La pièce dansée AMAE-POYOUZON s’inspire de la cérémonie traditionnelle « Poyouzon », l’équivalent africain du baptême. Ce rituel ancien consiste en la dation du nom et il existait bien avant l’arrivée des Occidentaux. Son objectif est d’accueillir le nouveau-né dans la communauté humaine.
AMAE-POYOUZON redonne vie à ce précieux héritage culturel dont la transmission a parfois été rompue par les guerres, l’esclavage. Ou simplement avec le temps, alors que de nouvelles valeurs, tel le matérialisme, prennent le dessus.
En revisitant la dation du nom, le chercheur et chorégraphe Alphonse Tierou, auteur de AMAE-POYOUZON, nous rappelle que donner un nom c’est donner une vie, d’après la philosophie africaine, en particulier celle des Masques de l’Ouest africain. Le nom est l’essence et la vérité de celui qui le porte. Il a une signification qui est fixe, tandis que l’étendue de cette signification est variable.
Métaphorique, la narration chorégraphique de AMAE-POYOUZON suggère aussi comment chacun peut transcender sa propre destinée et se (re)construire grâce à l’imagination créatrice. Ce spectacle, dans sa version originelle, s’adresse aux Africains et à leur diaspora, parmi laquelle se trouvent des descendants d’esclaves. Cette pièce a également une portée universelle. Car elle met en lumière le fait que tout homme ou femme peut s’élever, par-delà son histoire personnelle ou collective, et inventer le future, quelles que soient ses origines.
Avec le titre, tout est dit. Amae signifie « n’oublions pas » et Poyouzon,« baptise-le », en wêon, une langue de Côte d’Ivoire. Selon un penseur francophone : « L’important n’est pas ce que l’on a fait de nous, mais ce que nous faisons de ce qu’on a fait de nous. ».
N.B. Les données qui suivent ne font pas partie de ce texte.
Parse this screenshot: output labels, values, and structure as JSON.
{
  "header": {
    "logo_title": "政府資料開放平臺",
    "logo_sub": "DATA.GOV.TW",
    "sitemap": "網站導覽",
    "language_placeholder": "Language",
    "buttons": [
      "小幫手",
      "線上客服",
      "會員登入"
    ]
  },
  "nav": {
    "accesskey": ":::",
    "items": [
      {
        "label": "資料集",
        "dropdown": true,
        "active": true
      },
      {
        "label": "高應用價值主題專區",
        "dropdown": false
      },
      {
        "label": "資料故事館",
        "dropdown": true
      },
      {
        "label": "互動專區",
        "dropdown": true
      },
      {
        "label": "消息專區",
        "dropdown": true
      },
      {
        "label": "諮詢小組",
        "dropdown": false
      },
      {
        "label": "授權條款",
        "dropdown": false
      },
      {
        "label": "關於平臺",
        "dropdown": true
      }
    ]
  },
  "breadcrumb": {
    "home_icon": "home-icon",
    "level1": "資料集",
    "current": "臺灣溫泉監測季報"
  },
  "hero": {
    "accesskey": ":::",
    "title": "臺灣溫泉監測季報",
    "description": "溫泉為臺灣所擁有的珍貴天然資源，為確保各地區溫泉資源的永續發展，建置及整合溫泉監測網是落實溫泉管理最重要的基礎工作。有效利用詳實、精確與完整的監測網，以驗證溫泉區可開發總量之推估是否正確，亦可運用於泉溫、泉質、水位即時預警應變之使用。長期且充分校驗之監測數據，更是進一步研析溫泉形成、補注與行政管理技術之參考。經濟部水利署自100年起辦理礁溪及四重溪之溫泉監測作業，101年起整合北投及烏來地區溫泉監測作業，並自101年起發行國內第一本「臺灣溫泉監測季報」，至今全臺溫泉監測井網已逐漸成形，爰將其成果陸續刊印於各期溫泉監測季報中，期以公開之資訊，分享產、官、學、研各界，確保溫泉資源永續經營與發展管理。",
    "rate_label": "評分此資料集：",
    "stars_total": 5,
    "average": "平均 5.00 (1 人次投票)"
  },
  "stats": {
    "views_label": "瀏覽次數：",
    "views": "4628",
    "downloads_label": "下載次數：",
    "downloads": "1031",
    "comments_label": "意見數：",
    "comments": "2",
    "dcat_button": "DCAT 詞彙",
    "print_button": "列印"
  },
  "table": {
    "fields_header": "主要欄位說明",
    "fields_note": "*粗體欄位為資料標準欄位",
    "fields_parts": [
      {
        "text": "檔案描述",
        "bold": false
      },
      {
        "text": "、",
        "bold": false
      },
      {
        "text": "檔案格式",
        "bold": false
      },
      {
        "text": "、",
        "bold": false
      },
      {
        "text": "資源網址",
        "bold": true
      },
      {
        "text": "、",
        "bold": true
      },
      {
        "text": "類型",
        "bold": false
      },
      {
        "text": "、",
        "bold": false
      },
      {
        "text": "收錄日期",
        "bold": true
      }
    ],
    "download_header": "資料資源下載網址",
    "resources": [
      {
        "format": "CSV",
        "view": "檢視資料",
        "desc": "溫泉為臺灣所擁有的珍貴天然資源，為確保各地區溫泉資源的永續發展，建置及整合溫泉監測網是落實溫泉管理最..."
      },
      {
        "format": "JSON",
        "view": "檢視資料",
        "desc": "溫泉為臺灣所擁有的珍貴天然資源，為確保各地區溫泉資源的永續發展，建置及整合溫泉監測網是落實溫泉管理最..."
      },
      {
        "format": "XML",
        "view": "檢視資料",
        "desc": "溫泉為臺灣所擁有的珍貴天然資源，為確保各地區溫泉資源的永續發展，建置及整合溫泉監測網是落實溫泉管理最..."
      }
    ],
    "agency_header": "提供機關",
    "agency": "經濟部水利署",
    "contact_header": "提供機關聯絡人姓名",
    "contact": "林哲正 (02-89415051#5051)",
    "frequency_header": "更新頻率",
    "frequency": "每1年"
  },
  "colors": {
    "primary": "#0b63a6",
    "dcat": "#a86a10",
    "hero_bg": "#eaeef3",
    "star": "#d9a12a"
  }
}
Dans le même esprit, les chorégraphies d’AMAE-POYOUZON trouvent une source d’inspiration inépuisable auprès des danses traditionnelles d’Afrique. Surtout, la démarche consiste à explorer ce patrimoine continental pour faire émerger une danse totalement nouvelle et revigorante, telle une célébration de la vie. Ce faisant, Alphonse Tierou s’appuie sur plusieurs années de recherches, théoriques et pratiques, et qui l’ont conduit à définir la Danse Dooplé, un nouveau vocabulaire gestuel qui utilise les dix mouvements de base, commun à tout le continent africain.
La première représentation de AMAE-POYOUZON a eu lieu à Fort-de-France (Martinique) en mai 2006, à l’occasion de la Commémoration de l’abolition de l’esclavage, devant un public d’environ 10 000 personnes. Auparavant, Alphonse Tierou a été officiellement reçu, en décembre 2005, par Aimé Césaire (célèbre écrivain et l’un des père du mouvement culturel de la Négritude) et par le maire de Fort-de-France.
AMAE-POYOUZON s’appuie sur un dialogue permanent entre les danseurs et l’orchestre de percussions livedirigé par Olivier Serigba, musicien aguerri et auteur du Langage de la percussion africaine, une méthode unique d’enseignement des rythmes.
A Fort-de-France 2006, le spectacle était accompagné par Sulaiman Hakim qui, avec son saxophone, a apporté une touche jazz à cet ensemble harmonieux. Également compositeur et arrangeur, ce multi-instrumentiste renommé a travaillé avec des artistes tels que Percy Sledge, Alpha Blondy, Salif Keïta ou encore Ismaël Lo.
Spectacle à géométrie variable, AMAE-POYOUZON peut être accompagné par d’autres artistes, musiciens ou chanteurs. Il peut aussi être joué par un nombre variable d’interprètes.